Roger Anis is one of the 25 projects/photographers shortlisted for the 2020 CAP Prize for Contemporary African Photography.
The government-run Giza Zoo in the heart of Egypt's chaotic, polluted capital survives and witnesses all the changes and tensions in the country since 2011.
The Giza Zoo is one of the biggest and oldest in the Middle East and Africa, originally built with the same standards of London Zoo in 1891. For a lot of Egyptians, it is one of the best amusement parks especially for children since it’s their only opportunity to be introduced to live animals.

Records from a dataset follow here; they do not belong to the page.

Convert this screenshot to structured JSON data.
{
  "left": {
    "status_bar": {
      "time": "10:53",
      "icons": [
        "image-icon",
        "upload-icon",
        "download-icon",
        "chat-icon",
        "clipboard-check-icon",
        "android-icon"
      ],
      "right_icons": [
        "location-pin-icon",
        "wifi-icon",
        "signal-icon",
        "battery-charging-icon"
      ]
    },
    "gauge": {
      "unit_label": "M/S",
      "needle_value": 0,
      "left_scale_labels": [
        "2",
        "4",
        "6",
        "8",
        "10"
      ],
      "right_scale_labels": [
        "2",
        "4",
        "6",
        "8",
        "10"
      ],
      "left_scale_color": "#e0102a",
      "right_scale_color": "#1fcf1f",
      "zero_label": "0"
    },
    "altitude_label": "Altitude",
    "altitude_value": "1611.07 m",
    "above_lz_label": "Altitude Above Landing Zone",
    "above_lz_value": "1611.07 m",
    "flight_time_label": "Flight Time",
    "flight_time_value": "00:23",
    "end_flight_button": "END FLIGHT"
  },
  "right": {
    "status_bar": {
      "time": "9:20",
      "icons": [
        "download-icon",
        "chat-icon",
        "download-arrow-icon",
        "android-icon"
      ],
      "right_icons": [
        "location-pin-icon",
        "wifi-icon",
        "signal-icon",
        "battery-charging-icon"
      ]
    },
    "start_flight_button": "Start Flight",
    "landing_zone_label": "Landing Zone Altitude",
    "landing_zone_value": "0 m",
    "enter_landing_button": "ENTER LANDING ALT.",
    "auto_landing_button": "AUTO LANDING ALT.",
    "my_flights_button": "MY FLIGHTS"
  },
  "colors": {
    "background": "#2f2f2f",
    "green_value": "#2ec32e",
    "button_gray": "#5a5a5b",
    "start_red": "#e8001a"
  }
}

The zoo receives little funding each year, making it hard to create significant developments. The funds are just enough to feed the animals and to do the most necessary improvements. The keepers there are mostly from villages and towns around the Cairo area. Some of them used to work as farmers on their land.

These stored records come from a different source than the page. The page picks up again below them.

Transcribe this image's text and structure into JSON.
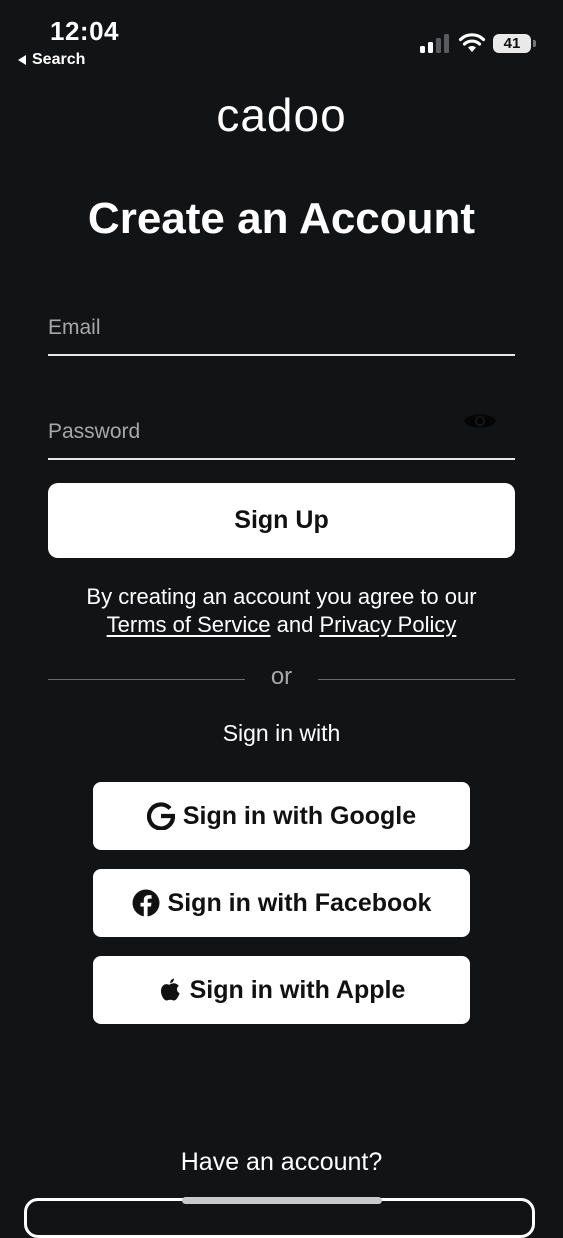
{
  "status_bar": {
    "time": "12:04",
    "back_label": "Search",
    "battery": "41"
  },
  "logo": "cadoo",
  "title": "Create an Account",
  "form": {
    "email_placeholder": "Email",
    "password_placeholder": "Password",
    "signup_label": "Sign Up"
  },
  "agreement": {
    "prefix": "By creating an account you agree to our",
    "terms_label": "Terms of Service",
    "and": "and",
    "privacy_label": "Privacy Policy"
  },
  "divider_text": "or",
  "signin_with_label": "Sign in with",
  "social": {
    "google_label": "Sign in with Google",
    "facebook_label": "Sign in with Facebook",
    "apple_label": "Sign in with Apple"
  },
  "footer": {
    "have_account": "Have an account?"
  },
  "icons": {
    "google": "google-icon",
    "facebook": "facebook-icon",
    "apple": "apple-icon",
    "eye": "eye-icon"
  }
}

Most of them have been doing their jobs for many years, with some serving up to 40 years. They collect their knowledge and training by practicing, with a monthly salary of around $70 US. Many of them rely on augmenting their income by getting tips from the visitors for feeding the animals, giving information about the animals, or allowing the visitors to take pictures with the animals.

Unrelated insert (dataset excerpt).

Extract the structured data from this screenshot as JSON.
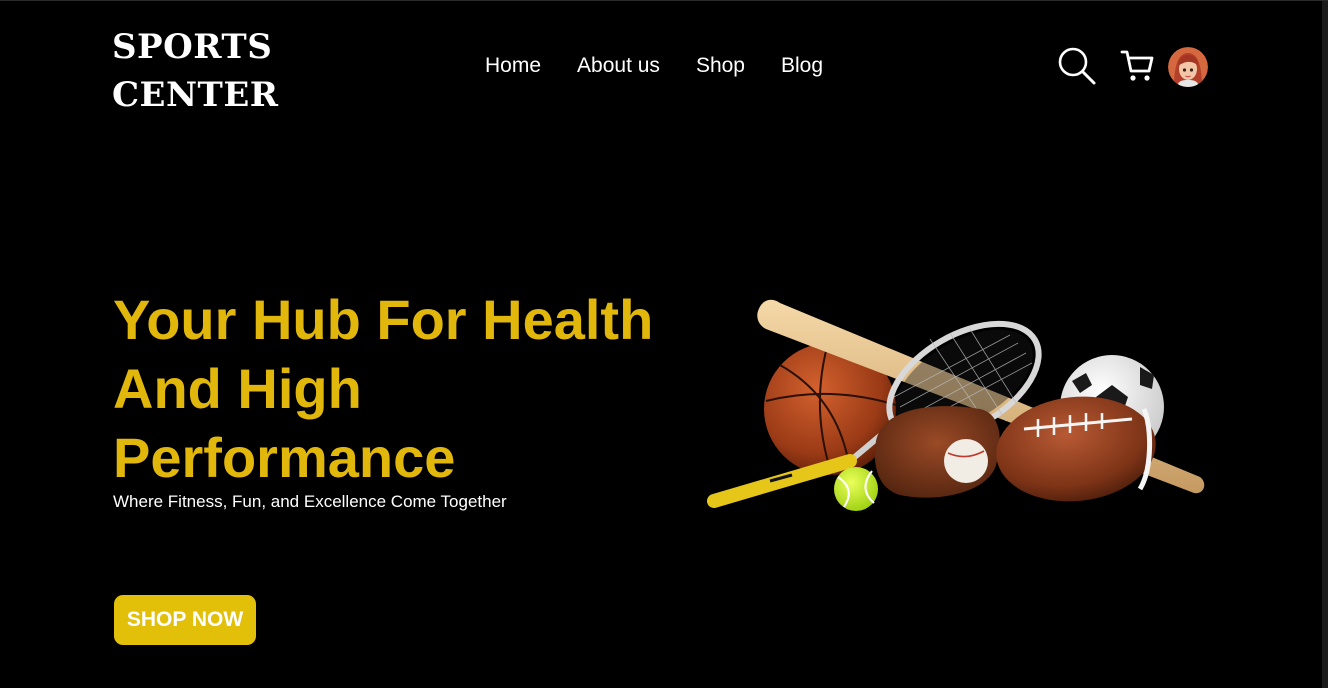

In recent years and even before the 2011 uprising, the zoo conditions are in decline. In 2004, the zoo lost its "World Associations for Zoos & Aquariums" (WAZA) membership, for failing to meet the standards and fees. After the revolution and with the economic-political crisis, it became definitely harder to look after the zoo.
In my project, I'm trying to look deeper inside the relationship between the zookeepers and the animals by portraying them together. It’s a relationship that takes years to develop. The keepers love the animals and are trying to treat them well even in very trying circumstances.